Friday, February 23, 2018

TTAB Test: Are These Two Marks for Fruit Preserves Confusingly Similar?

The USPTO refused registration of the mark PANACHE (in standard characters) for "apple butter; apple purée; processed apples," finding it likely to cause confusion with the registered mark MANGO MANGO MANGO PRESERVES A PANACHE PARTY PRESERVE and design (shown below) for "fruit preserves" [MANGO and MANGO PRESERVES disclaimed]. How do you think this appeal came out? In re Panache LLC, Serial No. 87182253 (February 20, 2018) [not precedential] (Opinion by Judge Marc A. Bergsman).


Applicant's "processed apples" fall within the ambit of Registrant's "fruit preserves" because fruit includes apples and preserves are processed fruit. Also, apple butter and and fruit preserves are both used as "spreads" and therefore are related products. The evidence revealed that several entities sell apple butter and preserves under the same mark at their respective websites. The Board concluded that the goods are in part identical identical and are offered in the same channels of trade.

As to the marks, the Board found that MANGO MANGO with a mango design is the dominant portion of the cited mark.

They are by far the largest elements of Registrant’s mark and most likely to catch consumers’ eyes. As such, they are that part of the mark consumers use to call for Registrant’s preserves. It stretches credulity that consumers would refer to Registrant’s preserves as “A Panache Party Preserve” or “panache”.

"Mango Preserves" is name of the product and, therefore, has little or no source-identifying significance. The term “A Panache Party Preserve” is an advertising tagline telling consumers that Registrant’s MANGO MANGO preserves are high quality products.

The Trademark Examining Attorney argued that “Panache” is the dominant part of Registrant’s mark because the phrase “A Panache Party Preserve” “gives the general impression of being a house
mark.” However, an excerpt from Registrant’s website showed that Registrant refers to itself as MANGO MANGO, not as a “Panache” company. The tagline “A Panache Party Preserve,” creates the commercial impression that Registrant’s preserves have flair or style.

The Board concluded that the marks are not similar and that the first du Pont factor outweighed the other factors. And so it reversed the refusal.

Read comments and post your comment here.

TTABlog comment: Is this a WYHRR? (Would you have refused registration?)

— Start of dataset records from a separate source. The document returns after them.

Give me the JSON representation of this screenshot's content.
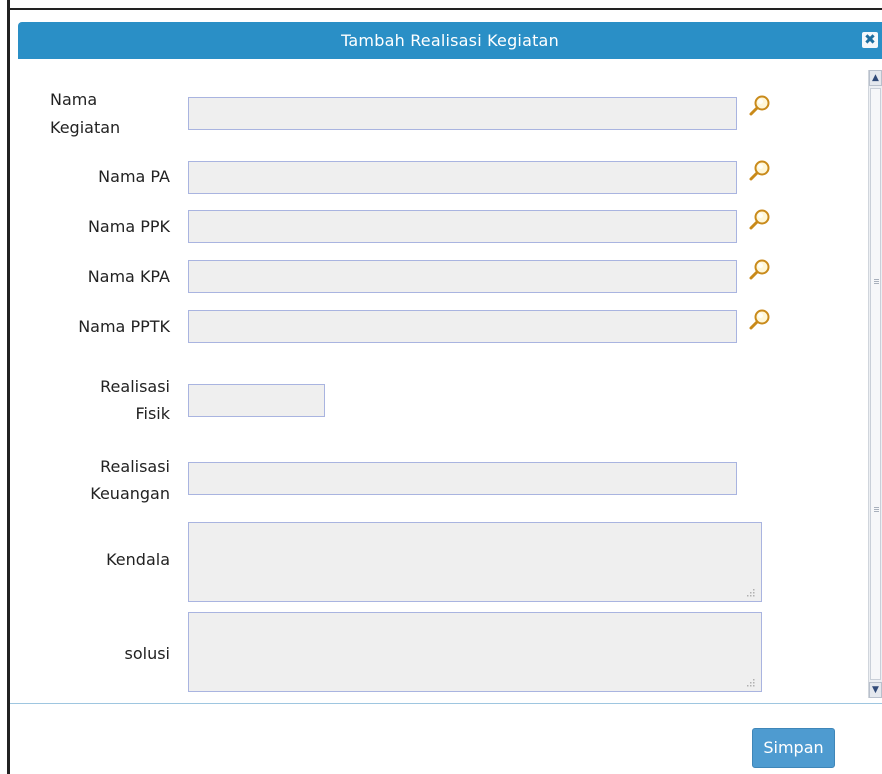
{
  "dialog": {
    "title": "Tambah Realisasi Kegiatan",
    "close_icon": "close-icon",
    "save_label": "Simpan"
  },
  "form": {
    "nama_kegiatan_label": "Nama\nKegiatan",
    "nama_pa_label": "Nama PA",
    "nama_ppk_label": "Nama PPK",
    "nama_kpa_label": "Nama KPA",
    "nama_pptk_label": "Nama PPTK",
    "realisasi_fisik_label": "Realisasi\nFisik",
    "realisasi_keuangan_label": "Realisasi\nKeuangan",
    "kendala_label": "Kendala",
    "solusi_label": "solusi",
    "nama_kegiatan_value": "",
    "nama_pa_value": "",
    "nama_ppk_value": "",
    "nama_kpa_value": "",
    "nama_pptk_value": "",
    "realisasi_fisik_value": "",
    "realisasi_keuangan_value": "",
    "kendala_value": "",
    "solusi_value": ""
  },
  "icons": {
    "lookup": "search-icon",
    "scroll_up": "arrow-up-icon",
    "scroll_down": "arrow-down-icon"
  },
  "colors": {
    "header_bg": "#2a8fc6",
    "button_bg": "#4e9bd0",
    "field_bg": "#efefef",
    "field_border": "#a9b4e0"
  }
}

Text Copyright John L. Welch 2018.

4 Comments:

At 9:52 AM, Anonymous Ian said...

I guess I can kind of see where the Examiner was coming from. "Panache" is the only non-descriptive/generic element in the whole registered composite MANGO MANGO mark, and so you could say it is the dominant element of the mark- even though MANGO MANGO is in much larger font, it is descriptive/generic for mango preserves. So consumers are likely to remember "Panache" when encountering that brand of mango preserves and then make a mental association going forward between the word "Panache" and fruit preserves. So another third party (applicant) with a closely related product just named PANACHE could draw upon the goodwill of the registered MANGO MANGO brand.

I'm not sure if I would have refused registration if I was the Examiner, but I can definitely see where he/she was coming from.

 
At 11:17 AM, Anonymous Anonymous said...

Wow, the examining attorney was out in left field. It takes half a second to determine the dominant portion of that stylized mark. Any thought process lasting over 5 seconds on that determination has completely missed the mark.

 
At 11:26 AM, Anonymous Anonymous said...

To me it's a WYHRR. I assume the Examiner viewed the word "panache" as source-identifying because it is apparently the name of the registrant, but I think consumers (likely not knowing the name of the registrant) would view the word as mere puffery and not an indication of source (that's if consumer's even noticed the word, which, as has been pointed out, is hardly noticeable within the mark because of its relatively small, plain font and the fact that it is almost hidden by the tail of the much larger, stylized and orange-colored "g" swooping down in front of it). It is such a "background" element in the mark as a whole...

 
At 7:23 PM, Anonymous David Michaels said...

I find that the phrase “A Panache Party Preserve” is entirely generic. Panache (French pronunciation: ​[panaʃ]) is a word of French origin that carries the connotation of flamboyant manner and reckless courage. Dictionary.com says that is a noun and means: grand or flamboyant manner; verve; style; flair. So, if you were to substitute the word Panache with flamboyant, "A Flamboyant Party Preserve;" the generic descriptiveness is more clear.